Back to the point about me not reading: In order to accurately judge the quality of an adapted screenplay, I feel as though I need to possess at least a cursory familiarity with the source material. Naturally, I haven’t read any of the novels or plays on which any of this year’s nominees are based. When it comes to movies, I may label myself as a worldly cineaste, but as far as books go, I’m as well-read as Kate Winslet’s character in The Reader.

As such, I’m forced to evaluate the nominated screenplays on their standalone merits. Doubt is an intriguing story, but John Patrick Shanley’s script is more workmanlike than anything, while Frost/Nixon is so steeped in the historical record that Peter Morgan’s screenplay is as much a chronicle (and massaging) of fact as an act of storytelling. David Hare does a nice job in general with The Reader, but there are a few minor characters who seem out of place (most notably several female students whose roles were likely more critical in the novel), and the flashback structure, while not disastrous, is occasionally ungainly.
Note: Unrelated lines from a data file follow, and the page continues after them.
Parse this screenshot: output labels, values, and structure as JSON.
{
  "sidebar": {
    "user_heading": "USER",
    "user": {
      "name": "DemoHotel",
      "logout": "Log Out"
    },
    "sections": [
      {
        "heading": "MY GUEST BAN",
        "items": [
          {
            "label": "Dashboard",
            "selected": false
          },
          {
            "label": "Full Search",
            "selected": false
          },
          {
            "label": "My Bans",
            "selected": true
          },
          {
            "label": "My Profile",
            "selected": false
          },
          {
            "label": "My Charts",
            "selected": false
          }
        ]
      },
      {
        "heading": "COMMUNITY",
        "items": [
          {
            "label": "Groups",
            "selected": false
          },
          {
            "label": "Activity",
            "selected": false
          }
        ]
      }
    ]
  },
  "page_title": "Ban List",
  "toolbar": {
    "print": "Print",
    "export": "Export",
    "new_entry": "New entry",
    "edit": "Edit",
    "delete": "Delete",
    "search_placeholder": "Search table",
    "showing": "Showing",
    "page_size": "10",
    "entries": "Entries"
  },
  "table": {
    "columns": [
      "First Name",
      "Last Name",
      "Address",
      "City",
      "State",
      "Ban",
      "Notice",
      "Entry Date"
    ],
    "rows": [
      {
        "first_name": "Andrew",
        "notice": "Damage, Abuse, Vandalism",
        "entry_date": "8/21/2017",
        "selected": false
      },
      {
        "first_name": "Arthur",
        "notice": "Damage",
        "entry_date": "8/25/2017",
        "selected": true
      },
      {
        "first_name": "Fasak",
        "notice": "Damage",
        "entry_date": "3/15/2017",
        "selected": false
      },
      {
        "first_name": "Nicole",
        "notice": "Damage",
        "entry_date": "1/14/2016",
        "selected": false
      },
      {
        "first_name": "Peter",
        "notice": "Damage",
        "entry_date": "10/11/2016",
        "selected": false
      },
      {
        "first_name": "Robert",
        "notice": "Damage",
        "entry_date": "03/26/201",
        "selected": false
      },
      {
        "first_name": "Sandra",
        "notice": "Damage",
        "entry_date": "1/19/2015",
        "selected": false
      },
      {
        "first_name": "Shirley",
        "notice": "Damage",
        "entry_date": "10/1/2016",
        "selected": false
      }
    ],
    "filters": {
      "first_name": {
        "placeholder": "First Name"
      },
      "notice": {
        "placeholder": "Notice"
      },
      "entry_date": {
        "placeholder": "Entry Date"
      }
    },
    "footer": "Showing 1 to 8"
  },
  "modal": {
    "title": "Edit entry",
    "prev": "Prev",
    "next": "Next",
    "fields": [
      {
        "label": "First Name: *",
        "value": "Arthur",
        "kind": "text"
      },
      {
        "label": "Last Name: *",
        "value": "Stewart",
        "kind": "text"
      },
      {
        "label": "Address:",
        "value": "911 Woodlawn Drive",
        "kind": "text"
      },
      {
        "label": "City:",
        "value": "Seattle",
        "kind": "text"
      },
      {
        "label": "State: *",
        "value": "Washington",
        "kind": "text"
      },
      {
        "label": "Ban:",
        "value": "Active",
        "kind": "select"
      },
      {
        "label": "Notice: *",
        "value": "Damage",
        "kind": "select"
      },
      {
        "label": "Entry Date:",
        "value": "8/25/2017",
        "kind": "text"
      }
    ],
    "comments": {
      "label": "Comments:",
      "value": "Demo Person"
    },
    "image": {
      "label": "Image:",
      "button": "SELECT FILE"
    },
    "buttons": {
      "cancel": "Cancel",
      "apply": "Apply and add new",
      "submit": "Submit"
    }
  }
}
Eric Roth’s script for The Curious Case of Benjamin Button is, if you’ll forgive me, a curiosity. While I mentioned that I haven’t read any of the original novels or plays among this crop of candidates, I do know from a surprising source – namely my father, who while considerably smarter than I am is no more literate – that F. Scott Fitzgerald’s short story The Curious Case of Benjamin Button was broadly comic, and Roth’s screenplay is anything but. While this tempts me to single out Roth for his visionary work in taking a farcical premise and transforming it into a tender, achingly sad romance, I can’t ignore the brilliance of Slumdog Millionaire. Admittedly I am entirely ignorant of Vikas Swarup’s original novel (called Q&A), but as shown on the screen, Simon Beaufoy’s script features all the hallmarks of great screenwriting – warm regard for its characters, sharp clarity in structure, and fearlessness in pursuing big emotional moments. Slumdog Millionaire is in contention for a number of awards this Oscar season, but it undoubtedly deserves this one.

DESERVING

The Dark Knight – Christopher Nolan & Jonathan Nolan. This is where The Dark Knight really sets itself apart from the superhero pack. The screenplay from the Nolan boys has everything: excellent dialogue, fully realized characters, an unforgettable villain, a relentless pace, legitimately intriguing moral questions, and a beautiful and poetic ending. The Dark Knight may be a superlative technical achievement, but it’s the story that elevates it to true greatness.

Miss Pettigrew Lives for a Day – David Magee & Simon Beaufoy. Simon Beaufoy had himself a hell of a year, huh? To be sure, Miss Pettigrew Lives for a Day is insubstantial when compared to Slumdog Millionaire, but it’s great fun. The story may be old-fashioned, but it nevertheless provides 90 minutes of pure enjoyment, and it’s hard to complain about that.